There is no news when this notification will come into effect. 2 sessions of Parliament have come and gone, and the 30 days period for which the draft has to be in Parliament ended over a month ago. This delay will cause undue hardship to Private companies for e.g. in repayment of shareholder loans, which will defect the purpose of exemptions u/s 462. Is there any way of finding out the status ?
Let corporates also realise the problem of common man and work in the direction of using / promoting man power for productive usage thru traditional wheat grinding cycle sharing schemes. otherwise no one is going to weep for them. if they are not willing to work for WORK FOR ALL / MASSES. WHILE EXPLOITING NATURAL RESOURCES OWNED BY 150 MILLIONS.

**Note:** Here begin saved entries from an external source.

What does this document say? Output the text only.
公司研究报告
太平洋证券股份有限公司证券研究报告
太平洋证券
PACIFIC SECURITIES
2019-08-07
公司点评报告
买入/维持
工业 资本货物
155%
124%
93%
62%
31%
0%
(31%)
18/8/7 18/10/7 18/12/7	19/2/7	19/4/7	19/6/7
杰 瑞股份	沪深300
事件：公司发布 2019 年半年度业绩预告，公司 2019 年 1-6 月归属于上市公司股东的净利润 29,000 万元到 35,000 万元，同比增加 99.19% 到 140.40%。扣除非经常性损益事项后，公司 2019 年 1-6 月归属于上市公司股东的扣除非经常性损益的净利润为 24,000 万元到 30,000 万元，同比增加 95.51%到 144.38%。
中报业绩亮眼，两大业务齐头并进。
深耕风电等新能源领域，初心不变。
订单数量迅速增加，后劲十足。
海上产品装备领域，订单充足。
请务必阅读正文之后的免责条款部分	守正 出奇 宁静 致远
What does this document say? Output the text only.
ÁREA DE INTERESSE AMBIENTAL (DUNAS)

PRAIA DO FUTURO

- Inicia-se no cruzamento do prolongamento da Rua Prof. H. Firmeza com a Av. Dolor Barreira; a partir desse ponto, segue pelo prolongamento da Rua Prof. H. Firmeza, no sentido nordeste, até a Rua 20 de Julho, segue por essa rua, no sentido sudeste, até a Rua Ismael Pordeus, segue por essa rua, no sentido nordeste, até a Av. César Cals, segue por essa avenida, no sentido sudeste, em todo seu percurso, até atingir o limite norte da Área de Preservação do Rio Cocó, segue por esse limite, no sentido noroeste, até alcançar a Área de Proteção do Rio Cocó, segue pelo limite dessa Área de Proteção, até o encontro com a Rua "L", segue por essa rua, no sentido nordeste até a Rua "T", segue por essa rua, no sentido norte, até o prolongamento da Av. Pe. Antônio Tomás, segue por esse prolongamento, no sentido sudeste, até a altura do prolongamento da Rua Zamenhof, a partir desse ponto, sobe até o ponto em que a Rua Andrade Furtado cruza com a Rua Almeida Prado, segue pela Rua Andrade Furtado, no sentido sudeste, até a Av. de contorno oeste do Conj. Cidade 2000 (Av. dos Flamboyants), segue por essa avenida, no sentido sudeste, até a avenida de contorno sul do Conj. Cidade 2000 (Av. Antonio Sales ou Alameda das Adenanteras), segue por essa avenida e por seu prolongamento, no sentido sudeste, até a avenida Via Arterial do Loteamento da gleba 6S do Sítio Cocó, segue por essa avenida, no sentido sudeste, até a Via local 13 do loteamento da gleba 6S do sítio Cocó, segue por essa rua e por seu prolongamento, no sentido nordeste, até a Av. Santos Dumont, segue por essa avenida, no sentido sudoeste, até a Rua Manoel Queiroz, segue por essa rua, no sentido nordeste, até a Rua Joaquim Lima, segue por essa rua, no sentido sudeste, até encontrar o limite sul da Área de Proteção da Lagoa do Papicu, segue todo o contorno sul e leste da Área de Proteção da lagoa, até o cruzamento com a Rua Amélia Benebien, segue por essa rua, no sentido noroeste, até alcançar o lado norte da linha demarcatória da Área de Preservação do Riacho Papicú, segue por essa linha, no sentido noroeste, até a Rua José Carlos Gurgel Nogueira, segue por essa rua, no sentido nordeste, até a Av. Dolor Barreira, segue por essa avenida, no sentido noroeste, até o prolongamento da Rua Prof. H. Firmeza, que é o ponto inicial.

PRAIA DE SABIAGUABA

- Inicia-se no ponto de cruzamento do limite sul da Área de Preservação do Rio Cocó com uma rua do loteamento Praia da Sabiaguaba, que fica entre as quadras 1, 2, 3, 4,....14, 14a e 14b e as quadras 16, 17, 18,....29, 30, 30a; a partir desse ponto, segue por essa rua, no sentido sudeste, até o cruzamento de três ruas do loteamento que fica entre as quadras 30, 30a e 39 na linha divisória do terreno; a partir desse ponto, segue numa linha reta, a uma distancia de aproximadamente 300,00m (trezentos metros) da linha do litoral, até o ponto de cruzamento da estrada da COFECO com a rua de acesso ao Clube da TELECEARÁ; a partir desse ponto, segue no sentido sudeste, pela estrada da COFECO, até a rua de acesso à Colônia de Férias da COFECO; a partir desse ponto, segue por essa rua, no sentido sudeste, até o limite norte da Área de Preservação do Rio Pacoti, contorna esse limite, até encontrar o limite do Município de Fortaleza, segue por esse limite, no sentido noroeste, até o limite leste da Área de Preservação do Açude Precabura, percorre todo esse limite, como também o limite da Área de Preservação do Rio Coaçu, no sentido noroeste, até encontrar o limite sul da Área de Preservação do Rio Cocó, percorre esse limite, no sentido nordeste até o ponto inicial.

See the basic understanding and knowledge of ground reality of Lawmakers. They have made a Law that even a private company cannot take loans from relative of directors and shareholders. See the bankruptcy of their intelligence; they want all these company to repay loans before 31st march 2015. They indirectly wish all private companies to wind up / close the business. Can they make even a Largest Bank of India to pay all deposits in one year without taking further deposits? Leave aside the Bank, Can Government of India repay all loans (taken from various sources) in one year. See the penalty of Rs 1 crore to 10 crore if loans not paid before 31st Mar.2015 and also imprisonment up to seven years. They do not even know that In India 90% of private companies will not be having a capital of 1 crore and they are daring to impose a penalty of minimum 1 crore. They (Lawmakers) did not even consider that relatives and shareholders give loans to private company because they trust them more than Banks, more than government, get better interest, and are more comfortable with them. On the other side, private companies get such loans on reputation whenever required which help them to save on costs and grow business.
I want to ask a question to Law makers: My brother is director of a private company. I have given loans to his company at 15% per annum and getting interest on time. I feel safer than Bank and do not want to invest in stock market. Now what should I do with my money if I am repaid my loans given to company?
This Devil law has been enacted by earlier government. I hope and request new government to drop it and restore earlier situation.